“Dik, Tante rindu. Tenanglah di sisi-Nya dalam celoteh lucumu.”
Merah jingga
warnamu. Terlahir dalam iringan doa dan air mata
haru. Terhias oleh tubuh lucu nan menggemaskan. Kamu tumbuh begitu sempurna.
Tak tampak sedikit pun cela. Celotehmu melukiskan kelengkapan keluarga kecil
yang belum genap dibangun setengah windu. Juga keceriaan
lain bagi kakakmu yang masih juga lugu.
Hari
ini, aku mengiringmu. Bukan dengan canda tawa seperti biasa. Namun, dengan
tangis duka. Selimut yang serupa warna bunga lembayung menutup tidurmu. Tidur dengan
wajah yang lain.
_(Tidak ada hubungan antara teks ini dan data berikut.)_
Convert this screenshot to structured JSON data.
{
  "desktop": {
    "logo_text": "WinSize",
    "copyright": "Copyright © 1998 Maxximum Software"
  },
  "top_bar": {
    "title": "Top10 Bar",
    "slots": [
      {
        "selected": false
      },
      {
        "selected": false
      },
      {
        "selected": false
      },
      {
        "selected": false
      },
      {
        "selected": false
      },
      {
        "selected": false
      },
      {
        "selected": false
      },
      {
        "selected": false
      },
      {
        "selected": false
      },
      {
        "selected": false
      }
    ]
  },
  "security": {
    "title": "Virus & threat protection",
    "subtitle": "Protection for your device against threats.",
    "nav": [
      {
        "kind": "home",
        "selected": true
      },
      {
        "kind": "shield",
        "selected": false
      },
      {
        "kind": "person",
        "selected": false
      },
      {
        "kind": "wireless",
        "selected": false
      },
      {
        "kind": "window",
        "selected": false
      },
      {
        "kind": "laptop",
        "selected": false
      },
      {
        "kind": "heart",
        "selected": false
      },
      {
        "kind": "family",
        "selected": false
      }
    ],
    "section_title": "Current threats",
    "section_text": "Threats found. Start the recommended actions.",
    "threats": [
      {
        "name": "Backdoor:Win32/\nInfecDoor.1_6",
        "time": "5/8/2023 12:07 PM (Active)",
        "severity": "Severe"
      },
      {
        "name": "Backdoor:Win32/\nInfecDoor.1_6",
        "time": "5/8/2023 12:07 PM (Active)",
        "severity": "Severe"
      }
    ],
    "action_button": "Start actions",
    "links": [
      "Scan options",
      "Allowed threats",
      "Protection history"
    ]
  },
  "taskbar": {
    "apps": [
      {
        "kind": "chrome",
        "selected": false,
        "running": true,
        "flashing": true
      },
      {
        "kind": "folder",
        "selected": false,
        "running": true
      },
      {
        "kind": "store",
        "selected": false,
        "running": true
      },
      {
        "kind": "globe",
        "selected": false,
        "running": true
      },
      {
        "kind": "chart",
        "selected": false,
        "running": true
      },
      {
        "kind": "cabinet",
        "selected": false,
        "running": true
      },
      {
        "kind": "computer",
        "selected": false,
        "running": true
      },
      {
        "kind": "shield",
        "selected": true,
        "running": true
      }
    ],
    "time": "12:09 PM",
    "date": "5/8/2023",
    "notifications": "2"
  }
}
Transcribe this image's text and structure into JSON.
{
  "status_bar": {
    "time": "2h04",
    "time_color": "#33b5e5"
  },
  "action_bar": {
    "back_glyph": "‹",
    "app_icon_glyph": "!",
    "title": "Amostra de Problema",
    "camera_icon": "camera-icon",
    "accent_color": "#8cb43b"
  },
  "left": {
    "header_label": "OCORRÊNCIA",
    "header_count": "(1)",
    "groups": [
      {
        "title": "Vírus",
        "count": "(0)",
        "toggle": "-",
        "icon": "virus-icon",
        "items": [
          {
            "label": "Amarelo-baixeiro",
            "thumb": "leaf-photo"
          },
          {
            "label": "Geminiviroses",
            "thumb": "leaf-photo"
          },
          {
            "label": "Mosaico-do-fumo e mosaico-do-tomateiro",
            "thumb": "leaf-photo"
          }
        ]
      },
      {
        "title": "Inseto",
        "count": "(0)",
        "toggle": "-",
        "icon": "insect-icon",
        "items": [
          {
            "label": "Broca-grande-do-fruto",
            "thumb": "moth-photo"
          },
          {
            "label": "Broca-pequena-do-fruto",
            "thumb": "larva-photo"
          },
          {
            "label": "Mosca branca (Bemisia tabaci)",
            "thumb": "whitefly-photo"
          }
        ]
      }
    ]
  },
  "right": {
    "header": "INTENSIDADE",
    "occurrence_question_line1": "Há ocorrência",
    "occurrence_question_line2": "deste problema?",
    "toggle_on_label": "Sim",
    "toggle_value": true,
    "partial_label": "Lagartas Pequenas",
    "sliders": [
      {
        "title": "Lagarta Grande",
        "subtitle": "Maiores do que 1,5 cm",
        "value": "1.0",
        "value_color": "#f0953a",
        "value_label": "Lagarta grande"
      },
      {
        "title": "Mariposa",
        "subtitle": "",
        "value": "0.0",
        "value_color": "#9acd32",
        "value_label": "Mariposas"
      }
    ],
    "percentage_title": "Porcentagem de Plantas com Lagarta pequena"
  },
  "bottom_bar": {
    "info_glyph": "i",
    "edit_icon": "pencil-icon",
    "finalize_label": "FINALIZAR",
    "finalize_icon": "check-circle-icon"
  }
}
Ketenangan dalam kebahagiaan. Meski luka merongrongmu
begitu rupa, senyum masih ada. Bukan lagi untukku.
Pepohonan
melambai pada arah perjalananmu. Goncangan di depan menghadang. Namun, kau tak
jua gentar. Kau tak lagi merasa. Kau tak lagi menerima susu dalam botol yang
selalu kusiapkan ketika kau terbangun.
Duhai
lembayung senja yang kunanti, aku belum sempat mendengarmu memanggilku “Tante”.
Aku belum puas menimangmu hingga terlelap dalam tidur siang yang tenang. Aku
masih ingin berbaring di sampingmu sembari memeluk dengan kehangatan. Lembayung
senjaku, tenanglah dalam pelukan malaikat.